As we can see, regularization is just like salt in cooking: one must balance
its amount to get the best generalization performance. We can check if the
best alpha
found is stable across the cross-validation fold.
best_alphas = [est[-1].alpha_ for est in cv_results["estimator"]]
best_alphas
[0.07943282347242812,
0.12589254117941676,
0.31622776601683794,
0.12589254117941676,
0.09999999999999999]
The optimal regularization strength is not necessarily the same on all
cross-validation iterations.

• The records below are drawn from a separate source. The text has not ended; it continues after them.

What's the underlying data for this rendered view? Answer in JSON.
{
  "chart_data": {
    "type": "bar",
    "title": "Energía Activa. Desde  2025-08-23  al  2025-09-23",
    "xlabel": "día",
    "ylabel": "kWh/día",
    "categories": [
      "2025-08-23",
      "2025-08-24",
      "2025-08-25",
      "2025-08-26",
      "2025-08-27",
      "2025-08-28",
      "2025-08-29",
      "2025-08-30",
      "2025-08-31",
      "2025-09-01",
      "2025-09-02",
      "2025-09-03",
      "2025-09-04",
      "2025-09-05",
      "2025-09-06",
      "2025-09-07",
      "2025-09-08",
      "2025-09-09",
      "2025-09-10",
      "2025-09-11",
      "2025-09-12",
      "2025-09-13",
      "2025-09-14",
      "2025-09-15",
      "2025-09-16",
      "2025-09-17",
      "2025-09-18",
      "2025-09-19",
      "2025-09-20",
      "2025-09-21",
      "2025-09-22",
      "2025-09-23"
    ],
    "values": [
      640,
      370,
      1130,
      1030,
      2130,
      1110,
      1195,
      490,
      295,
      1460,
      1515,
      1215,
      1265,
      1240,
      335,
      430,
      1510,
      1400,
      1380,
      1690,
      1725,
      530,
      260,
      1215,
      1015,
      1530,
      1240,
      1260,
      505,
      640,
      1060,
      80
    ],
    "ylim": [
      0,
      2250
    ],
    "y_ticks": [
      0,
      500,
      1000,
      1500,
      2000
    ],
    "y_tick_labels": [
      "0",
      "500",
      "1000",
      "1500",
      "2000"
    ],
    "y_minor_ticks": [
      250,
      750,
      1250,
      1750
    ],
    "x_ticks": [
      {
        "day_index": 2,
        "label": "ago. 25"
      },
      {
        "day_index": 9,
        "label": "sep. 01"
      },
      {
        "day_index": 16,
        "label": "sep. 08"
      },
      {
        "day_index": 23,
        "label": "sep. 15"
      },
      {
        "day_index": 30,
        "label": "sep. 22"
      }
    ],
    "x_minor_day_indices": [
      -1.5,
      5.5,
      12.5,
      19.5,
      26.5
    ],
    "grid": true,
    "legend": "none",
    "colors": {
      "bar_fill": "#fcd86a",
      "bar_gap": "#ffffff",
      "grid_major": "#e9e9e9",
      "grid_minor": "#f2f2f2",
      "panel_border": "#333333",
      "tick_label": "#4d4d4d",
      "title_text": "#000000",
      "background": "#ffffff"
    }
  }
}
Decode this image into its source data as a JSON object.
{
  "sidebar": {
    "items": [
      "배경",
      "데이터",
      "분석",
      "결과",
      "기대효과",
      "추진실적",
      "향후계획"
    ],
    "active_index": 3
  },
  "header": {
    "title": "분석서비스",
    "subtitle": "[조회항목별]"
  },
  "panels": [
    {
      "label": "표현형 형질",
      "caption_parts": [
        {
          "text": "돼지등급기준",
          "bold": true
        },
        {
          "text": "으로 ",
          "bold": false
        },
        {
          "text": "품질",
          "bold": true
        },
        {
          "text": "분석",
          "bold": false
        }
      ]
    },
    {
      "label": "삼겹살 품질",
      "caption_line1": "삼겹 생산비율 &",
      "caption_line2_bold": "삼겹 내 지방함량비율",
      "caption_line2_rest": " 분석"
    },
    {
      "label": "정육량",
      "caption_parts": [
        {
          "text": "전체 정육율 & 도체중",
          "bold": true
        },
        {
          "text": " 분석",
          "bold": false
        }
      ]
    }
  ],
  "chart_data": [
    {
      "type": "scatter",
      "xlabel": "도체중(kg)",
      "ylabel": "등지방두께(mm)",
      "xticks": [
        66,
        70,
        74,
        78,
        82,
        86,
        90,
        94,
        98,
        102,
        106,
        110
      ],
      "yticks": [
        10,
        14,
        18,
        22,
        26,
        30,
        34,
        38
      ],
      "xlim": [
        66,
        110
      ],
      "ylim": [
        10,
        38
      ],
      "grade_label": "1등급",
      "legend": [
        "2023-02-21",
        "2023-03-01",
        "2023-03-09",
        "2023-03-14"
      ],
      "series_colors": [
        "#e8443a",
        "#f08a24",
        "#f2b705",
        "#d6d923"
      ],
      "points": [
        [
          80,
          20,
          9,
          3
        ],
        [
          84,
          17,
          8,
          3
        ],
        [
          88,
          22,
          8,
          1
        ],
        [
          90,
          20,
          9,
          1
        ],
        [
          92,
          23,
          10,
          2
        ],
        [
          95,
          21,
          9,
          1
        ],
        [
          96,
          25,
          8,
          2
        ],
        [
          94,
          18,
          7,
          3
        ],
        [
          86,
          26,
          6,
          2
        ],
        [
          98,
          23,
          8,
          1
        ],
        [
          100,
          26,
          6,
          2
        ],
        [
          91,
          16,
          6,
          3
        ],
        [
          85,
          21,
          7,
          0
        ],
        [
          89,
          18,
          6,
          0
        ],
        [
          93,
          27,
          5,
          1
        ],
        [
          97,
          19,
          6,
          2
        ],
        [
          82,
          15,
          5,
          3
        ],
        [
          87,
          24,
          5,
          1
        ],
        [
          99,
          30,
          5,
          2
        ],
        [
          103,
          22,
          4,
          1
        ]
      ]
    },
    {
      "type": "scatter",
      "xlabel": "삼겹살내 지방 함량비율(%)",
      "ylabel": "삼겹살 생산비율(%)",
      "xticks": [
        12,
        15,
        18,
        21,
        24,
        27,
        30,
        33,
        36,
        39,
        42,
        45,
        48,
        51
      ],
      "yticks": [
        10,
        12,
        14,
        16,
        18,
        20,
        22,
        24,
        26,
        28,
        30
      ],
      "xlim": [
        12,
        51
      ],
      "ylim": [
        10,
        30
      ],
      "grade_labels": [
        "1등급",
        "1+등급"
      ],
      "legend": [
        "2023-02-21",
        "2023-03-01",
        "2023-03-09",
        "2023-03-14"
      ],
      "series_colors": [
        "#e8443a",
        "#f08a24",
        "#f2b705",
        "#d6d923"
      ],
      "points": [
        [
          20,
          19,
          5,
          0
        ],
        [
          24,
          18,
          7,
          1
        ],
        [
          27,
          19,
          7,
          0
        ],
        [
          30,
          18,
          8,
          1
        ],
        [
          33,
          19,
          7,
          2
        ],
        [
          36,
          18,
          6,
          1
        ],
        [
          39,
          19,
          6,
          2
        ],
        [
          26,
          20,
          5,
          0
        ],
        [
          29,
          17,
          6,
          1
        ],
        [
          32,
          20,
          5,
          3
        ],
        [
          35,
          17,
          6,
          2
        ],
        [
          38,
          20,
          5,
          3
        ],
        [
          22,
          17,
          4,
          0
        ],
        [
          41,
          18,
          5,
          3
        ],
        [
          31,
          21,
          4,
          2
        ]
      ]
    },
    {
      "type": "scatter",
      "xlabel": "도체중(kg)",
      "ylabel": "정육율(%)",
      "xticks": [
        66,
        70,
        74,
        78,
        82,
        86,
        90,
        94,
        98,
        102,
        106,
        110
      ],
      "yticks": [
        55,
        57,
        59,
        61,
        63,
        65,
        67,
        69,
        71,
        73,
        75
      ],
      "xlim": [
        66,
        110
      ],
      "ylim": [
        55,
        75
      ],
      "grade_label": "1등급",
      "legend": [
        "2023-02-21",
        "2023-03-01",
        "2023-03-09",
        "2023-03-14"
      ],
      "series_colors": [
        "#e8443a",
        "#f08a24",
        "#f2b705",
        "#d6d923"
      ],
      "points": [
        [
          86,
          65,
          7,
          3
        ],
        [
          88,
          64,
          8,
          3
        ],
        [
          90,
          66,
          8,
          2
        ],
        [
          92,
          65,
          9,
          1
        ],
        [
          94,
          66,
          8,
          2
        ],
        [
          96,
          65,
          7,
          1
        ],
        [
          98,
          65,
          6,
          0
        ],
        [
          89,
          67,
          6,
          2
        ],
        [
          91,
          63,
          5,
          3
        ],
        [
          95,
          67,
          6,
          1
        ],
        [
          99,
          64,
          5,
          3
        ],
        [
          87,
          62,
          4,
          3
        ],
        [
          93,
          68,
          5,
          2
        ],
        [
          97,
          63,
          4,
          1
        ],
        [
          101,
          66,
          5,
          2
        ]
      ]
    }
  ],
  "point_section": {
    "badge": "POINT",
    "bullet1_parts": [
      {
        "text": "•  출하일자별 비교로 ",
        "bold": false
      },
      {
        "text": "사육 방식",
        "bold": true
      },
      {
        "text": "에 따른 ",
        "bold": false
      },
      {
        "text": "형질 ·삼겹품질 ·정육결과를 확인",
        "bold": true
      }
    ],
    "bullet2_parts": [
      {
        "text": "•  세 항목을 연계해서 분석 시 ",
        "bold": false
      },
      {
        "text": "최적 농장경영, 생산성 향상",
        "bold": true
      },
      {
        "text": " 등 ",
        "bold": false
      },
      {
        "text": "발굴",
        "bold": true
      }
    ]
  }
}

But since we expect each cross-validation
resampling to stem from the same data distribution, it is common practice to
choose the best alpha
to put into production as lying in the range defined
by:
print(
f"Min optimal alpha: {np.min(best_alphas):.2f} and "
f"Max optimal alpha: {np.max(best_alphas):.2f}"
)
Min optimal alpha: 0.08 and Max optimal alpha: 0.32
This range can be reduced by decreasing the spacing between the grid of
alphas
.
In this notebook, you learned about the concept of regularization and the importance of preprocessing and parameter tuning.